L’autore dell’affresco aversano, che va identificato con uno dei pittori di corte attivi
nel cantiere della reggia di Caserta - come attesta la straordinaria somiglianza di
alcune figure con i dipinti casertani realizzati dai vari Girolamo Starace Franchis,
Mariano Rossi e Fedele Fischetti - riproduce, infatti, ai quattro lati dell’affresco
centrale con la rappresentazione del Concilio degli dei presieduto da Giove,
altrettanti episodi del poema virgiliano e lo fa con tale adesione al testo da dare
l’impressione di esserne quasi un illustratore piuttosto che un interprete. Anche se, è
ipotizzabile, che attraverso la rappresentazione delle storie di Enea, gli Orineti
intendessero dare forma metaforicamente alle loro aspirazioni di potenti piuttosto che
alle gesta del mitico eroe greco. Gli Orineti, detti pure i de Aurineto, erano, infatti,
una potente famiglia originaria probabilmente della Normandia, il cui capostipite,
Odone, era venuto al seguito di re Carlo I d’Angiò, guadagnandosi, per i suoi servigi,
nel 1286, la carica di comandante dei porti di Puglia. Uno dei rami della famiglia si
era insediato ad Aversa dove fu aggregato al Seggio di San Luigi. Possedevano, con
il titolo di conti di Santangelo e marchesi di Chiuppeti, i feudi di Paneta, Pantanello
(presso Vairano Patenora), Pantano (Villa Literno), Piumarola (ora frazione di Villa
S. Lucia, nel Frusinate) e Zaccaria (ora frazione di Giugliano).
Nell’affresco centrale tratto dal capitolo X, è rappresentato il momento in cui Giove,
chiamato a comporre la controversia fra Venere e Giunone circa il destino dei troiani
esiliati, aprendo il concilio, dopo aver deplorato chi contrastava il volere del Fato
parteggiando per questo o quel contendente, proibisce agli dei di intervenire nella
guerra tra latini e troiani e suggella il comando con un solenne giuramento.

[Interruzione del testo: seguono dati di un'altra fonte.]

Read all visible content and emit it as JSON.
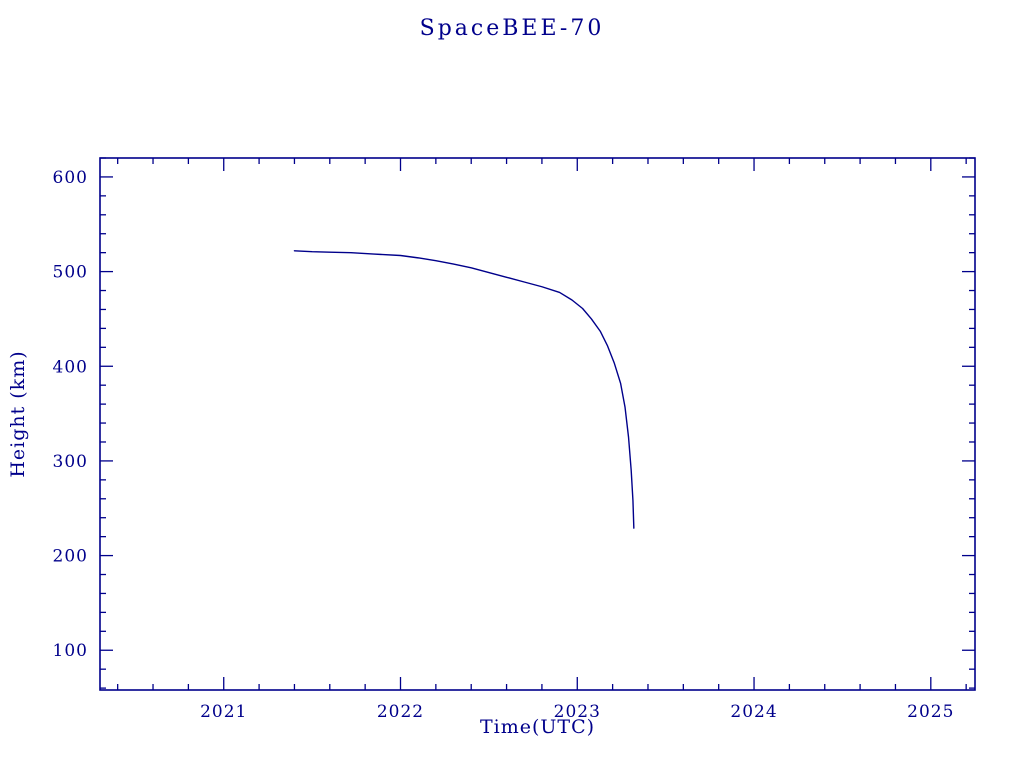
{
  "chart_data": {
    "type": "line",
    "title": "SpaceBEE-70",
    "xlabel": "Time(UTC)",
    "ylabel": "Height (km)",
    "xlim": [
      2020.3,
      2025.25
    ],
    "ylim": [
      58,
      620
    ],
    "x_ticks": [
      2021,
      2022,
      2023,
      2024,
      2025
    ],
    "y_ticks": [
      100,
      200,
      300,
      400,
      500,
      600
    ],
    "x_minor_step": 0.2,
    "y_minor_step": 20,
    "grid": false,
    "legend": "none",
    "accent_color": "#00008B",
    "background_color": "#ffffff",
    "series": [
      {
        "name": "orbital-height",
        "points": [
          [
            2021.4,
            522
          ],
          [
            2021.5,
            521
          ],
          [
            2021.6,
            520.5
          ],
          [
            2021.72,
            520
          ],
          [
            2021.85,
            518.5
          ],
          [
            2022.0,
            517
          ],
          [
            2022.1,
            514.5
          ],
          [
            2022.2,
            511.5
          ],
          [
            2022.3,
            508
          ],
          [
            2022.4,
            504
          ],
          [
            2022.5,
            499
          ],
          [
            2022.6,
            494
          ],
          [
            2022.7,
            489
          ],
          [
            2022.8,
            484
          ],
          [
            2022.9,
            478
          ],
          [
            2022.97,
            470
          ],
          [
            2023.03,
            461
          ],
          [
            2023.08,
            450
          ],
          [
            2023.13,
            437
          ],
          [
            2023.17,
            422
          ],
          [
            2023.21,
            403
          ],
          [
            2023.245,
            382
          ],
          [
            2023.27,
            357
          ],
          [
            2023.29,
            325
          ],
          [
            2023.305,
            290
          ],
          [
            2023.315,
            258
          ],
          [
            2023.32,
            229
          ]
        ]
      }
    ]
  }
}
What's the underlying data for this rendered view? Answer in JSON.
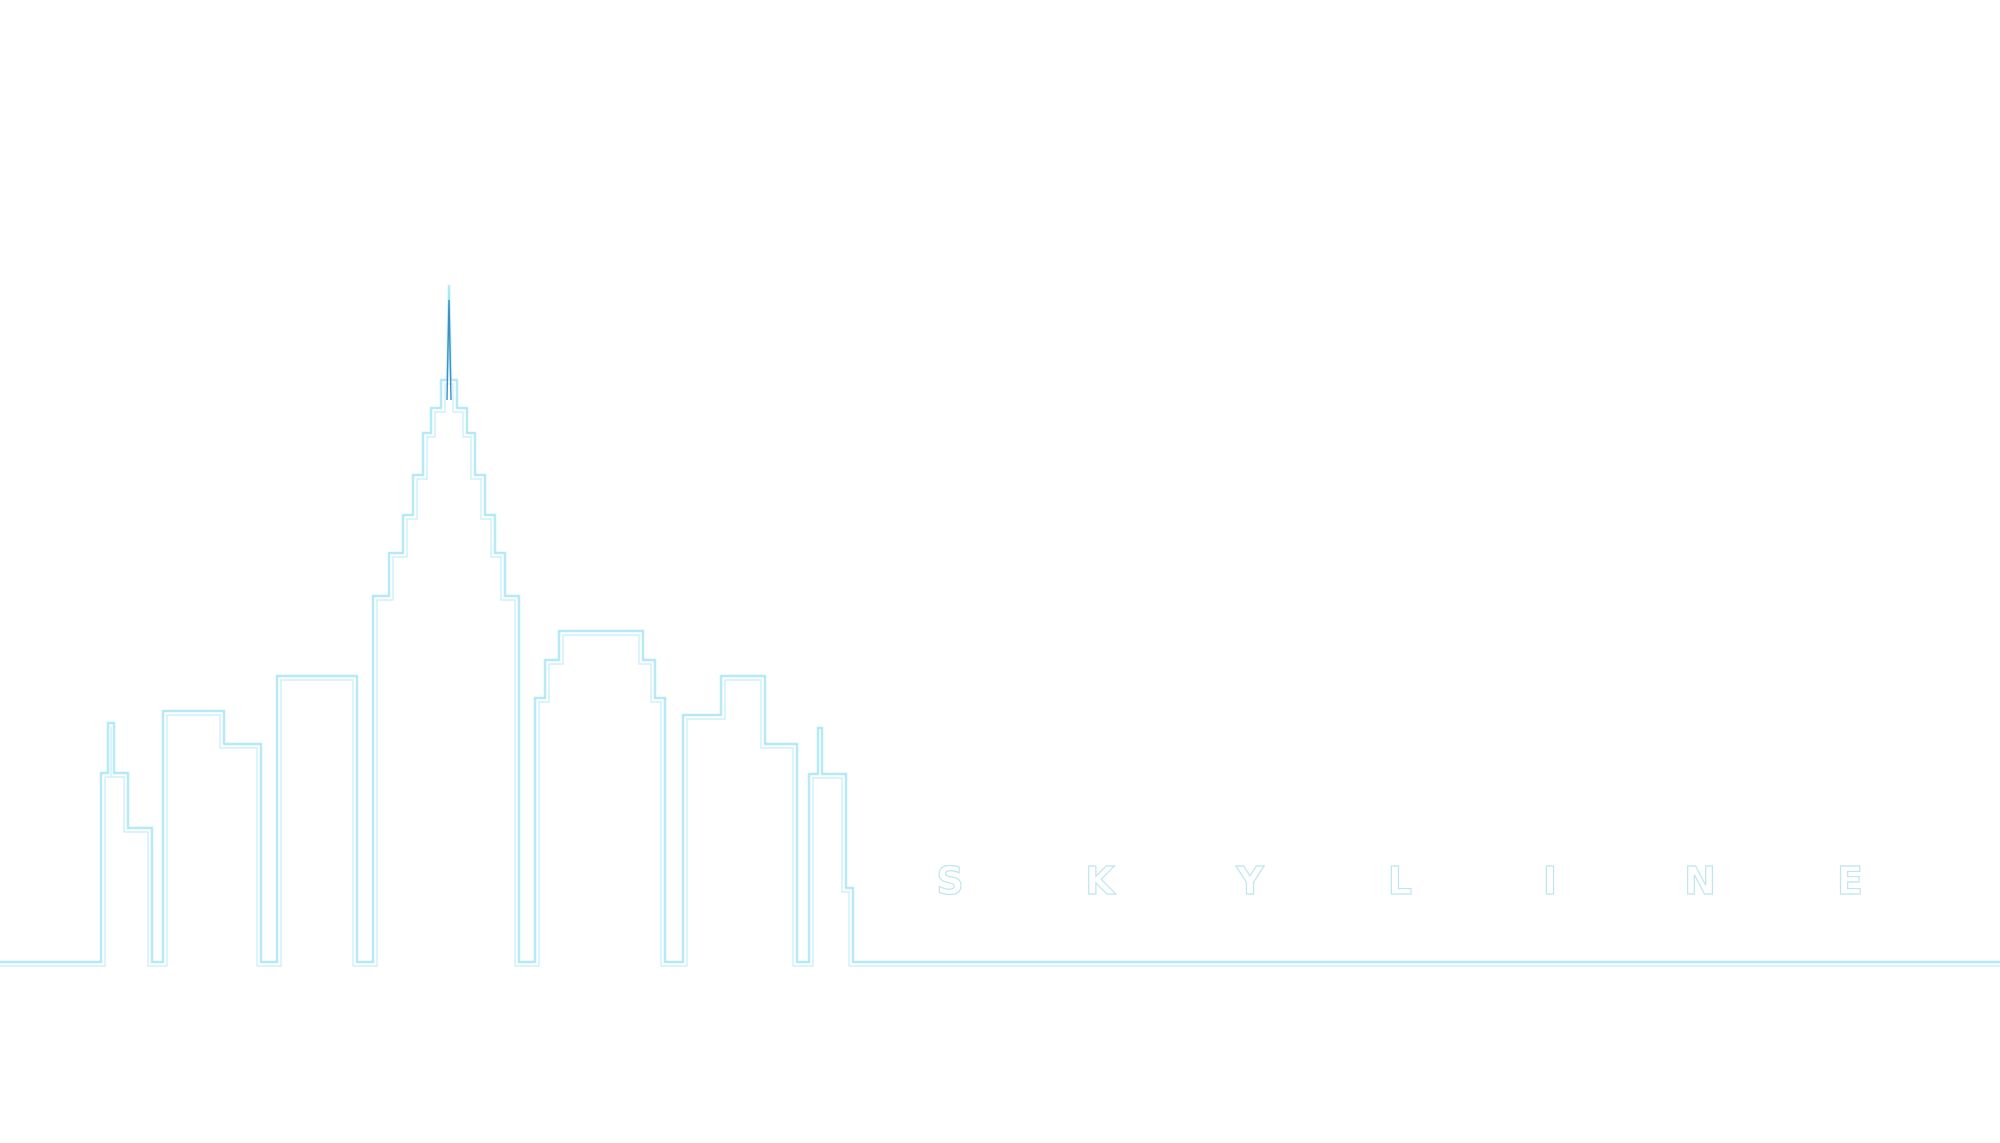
{
  "brand": {
    "letters": [
      "S",
      "K",
      "Y",
      "L",
      "I",
      "N",
      "E"
    ]
  },
  "colors": {
    "background": "#ffffff",
    "outline_outer": "#d9f4fb",
    "outline_inner": "#9fe3f2",
    "spire_accent": "#3b8fc4",
    "wordmark_stroke": "#bfe6ee"
  }
}
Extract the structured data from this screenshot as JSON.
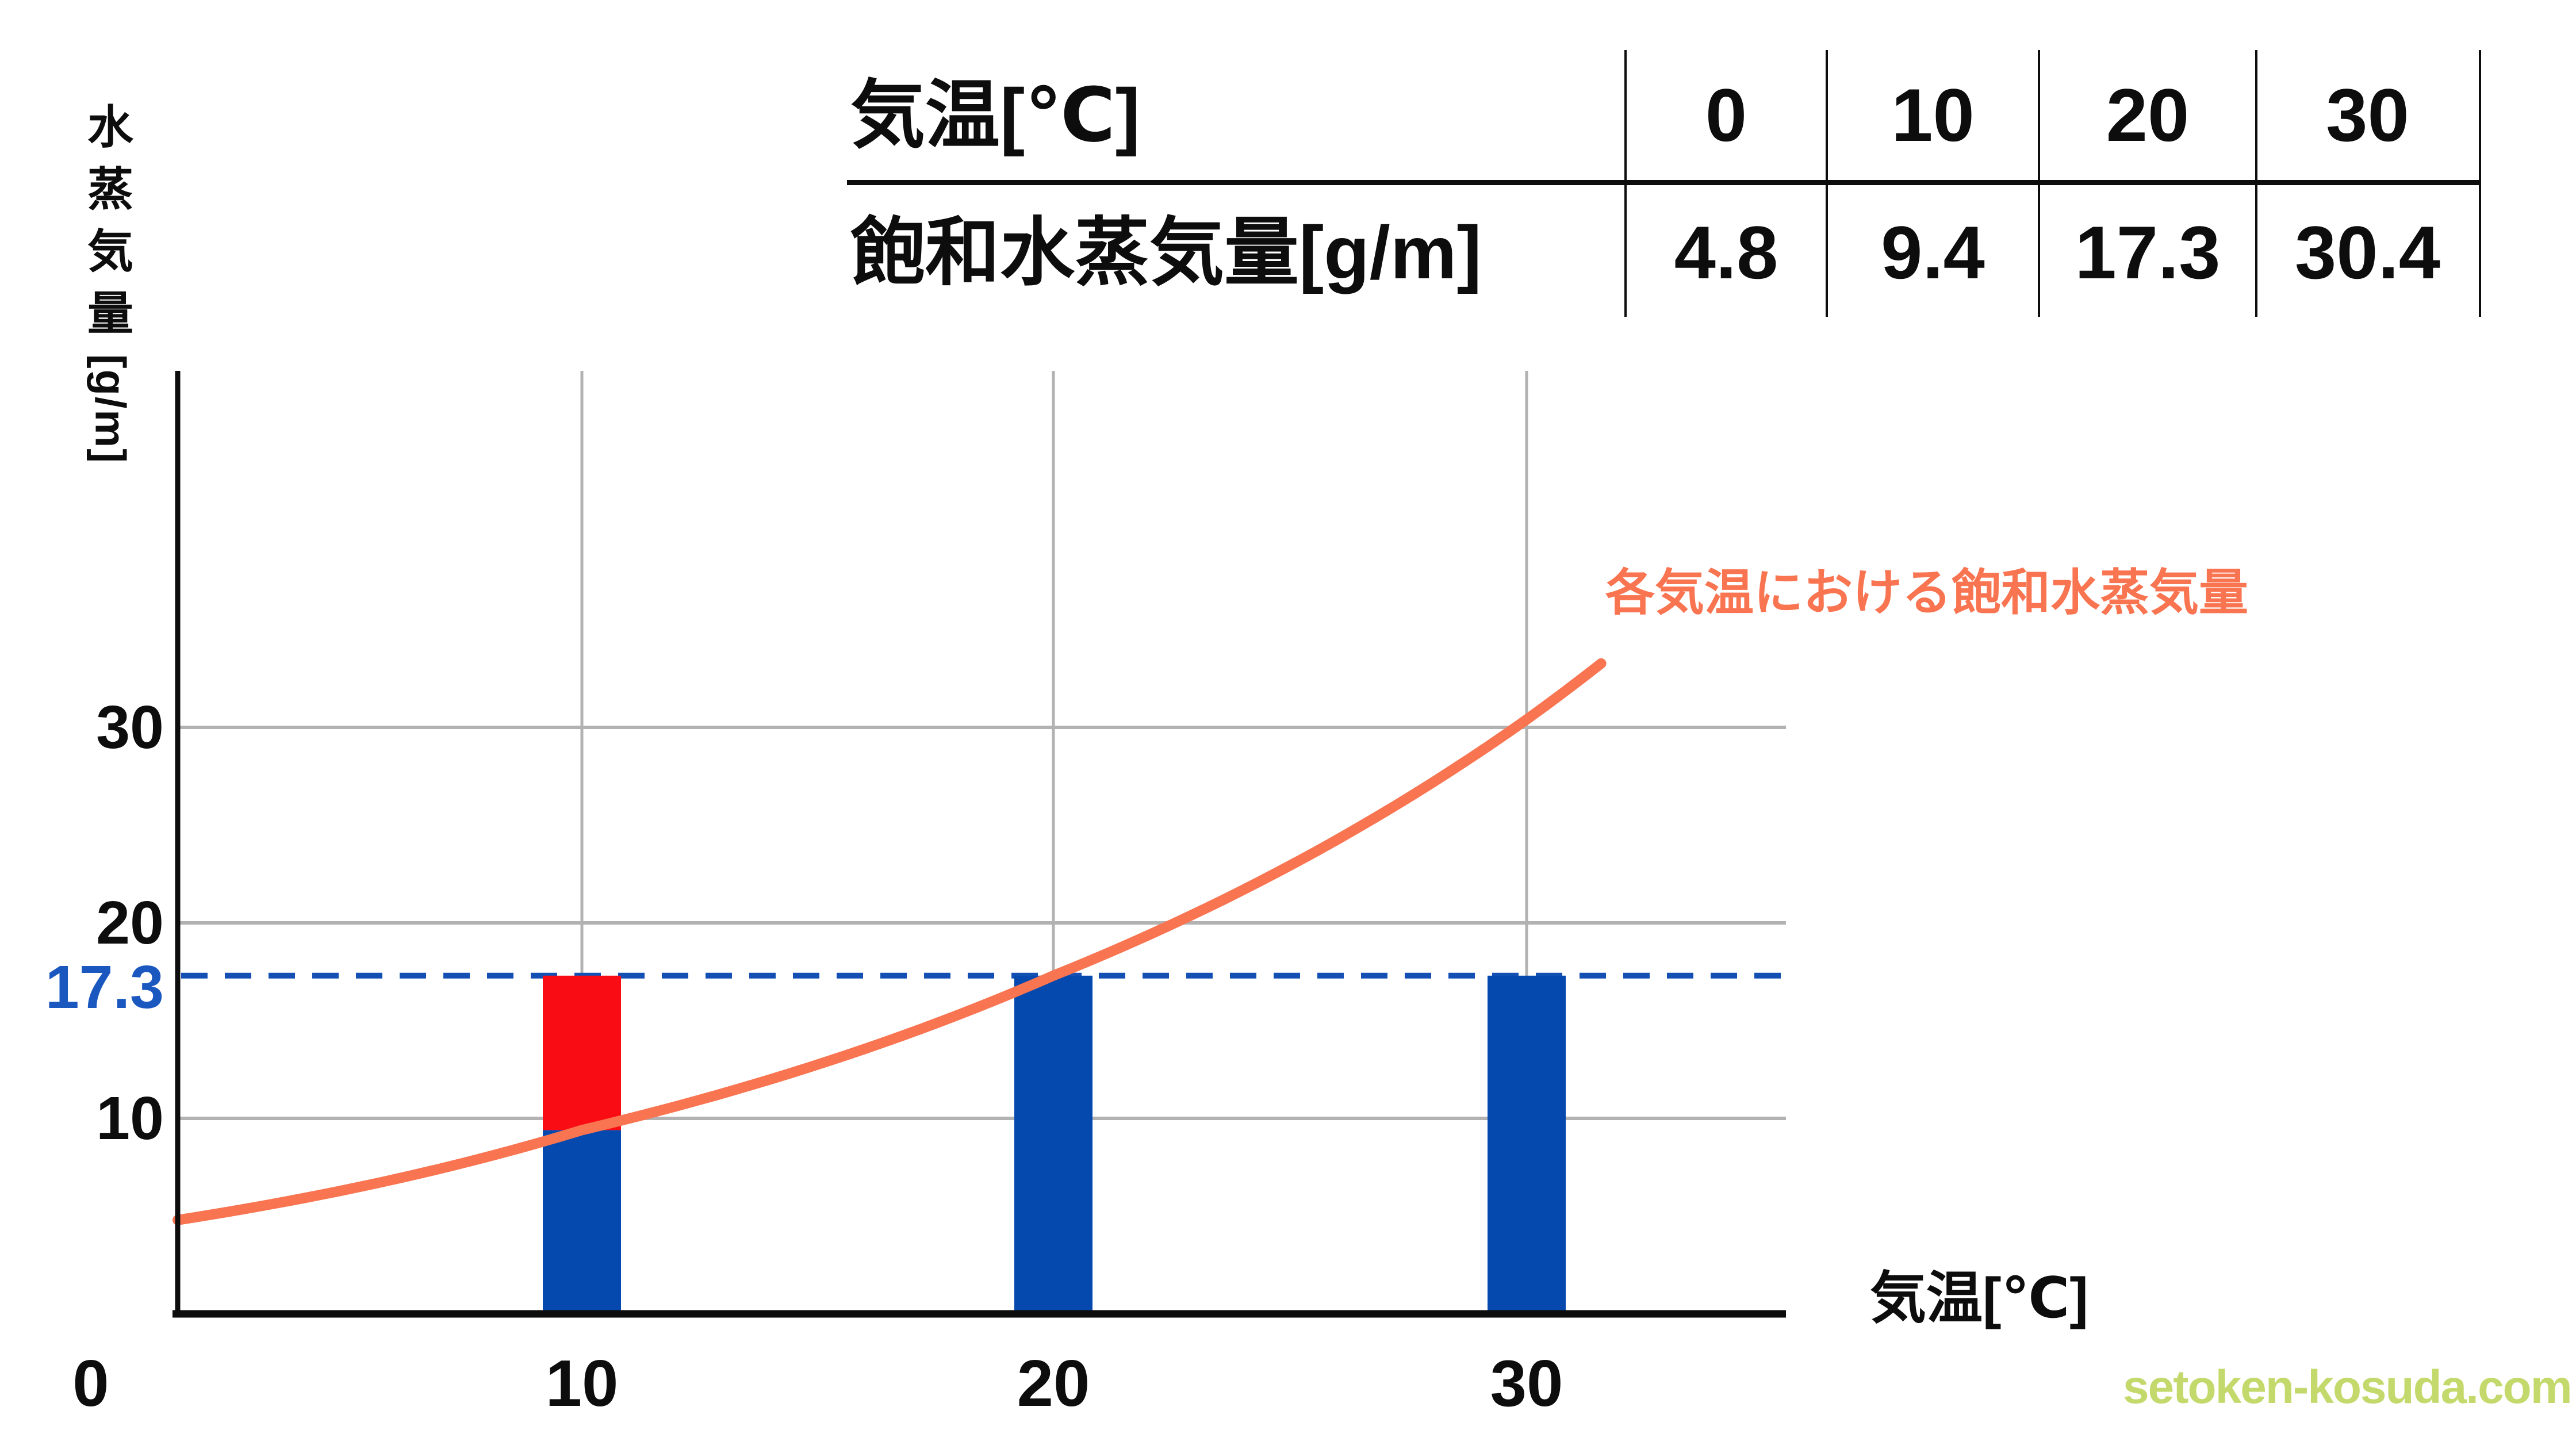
{
  "table": {
    "temperature_label": "気温[℃]",
    "saturation_label": "飽和水蒸気量[g/m]",
    "temperatures": [
      "0",
      "10",
      "20",
      "30"
    ],
    "saturation_values": [
      "4.8",
      "9.4",
      "17.3",
      "30.4"
    ]
  },
  "axes": {
    "y_title_chars": [
      "水",
      "蒸",
      "気",
      "量"
    ],
    "y_title_unit": "[g/m]",
    "y_ticks": [
      "30",
      "20",
      "10"
    ],
    "y_highlight_tick": "17.3",
    "x_ticks": [
      "0",
      "10",
      "20",
      "30"
    ],
    "x_label": "気温[℃]"
  },
  "annotation": "各気温における飽和水蒸気量",
  "watermark": "setoken-kosuda.com",
  "colors": {
    "bar_blue": "#0549AE",
    "bar_red": "#F90C13",
    "curve_orange": "#F97450",
    "dashed_blue": "#1450B4",
    "highlight_tick_blue": "#1A58C0",
    "grid_gray": "#B2B2B2",
    "axis_black": "#0D0D0D",
    "watermark_green": "#C3D96B"
  },
  "chart_data": {
    "type": "composite: exponential line + stacked bars",
    "title": "各気温における飽和水蒸気量",
    "xlabel": "気温[℃]",
    "ylabel": "水蒸気量[g/m]",
    "x_ticks": [
      0,
      10,
      20,
      30
    ],
    "y_ticks": [
      10,
      20,
      30
    ],
    "xlim": [
      0,
      35
    ],
    "ylim": [
      0,
      48
    ],
    "grid": true,
    "curve": {
      "name": "saturation-water-vapor-curve",
      "x": [
        0,
        10,
        20,
        30
      ],
      "y": [
        4.8,
        9.4,
        17.3,
        30.4
      ],
      "extend_to_x": 31.6
    },
    "dashed_line": {
      "y": 17.3,
      "label": "17.3"
    },
    "bars": [
      {
        "x": 10,
        "total": 17.3,
        "segments": [
          {
            "from": 0,
            "to": 9.4,
            "color_key": "bar_blue"
          },
          {
            "from": 9.4,
            "to": 17.3,
            "color_key": "bar_red"
          }
        ]
      },
      {
        "x": 20,
        "total": 17.3,
        "segments": [
          {
            "from": 0,
            "to": 17.3,
            "color_key": "bar_blue"
          }
        ]
      },
      {
        "x": 30,
        "total": 17.3,
        "segments": [
          {
            "from": 0,
            "to": 17.3,
            "color_key": "bar_blue"
          }
        ]
      }
    ]
  }
}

Gli altri quattro episodi riprodotti raffigurano, invece, La fucina di Vulcano con i
Ciclopi che preparano le armi per Enea, Venere che gli consegna le armi, Enea
ferito mentre si sottopone all’intervento del medico Iapige e, infine, Enea che uccide
Turno. Altre gesta belliche dell’eroe sono rappresentate, in monocromo, entro una
ricchissima cornice pittorica animata da procaci figure femminili, festoni, ornamenti
e particolari architettonici, nella fascia sottostante all’affresco.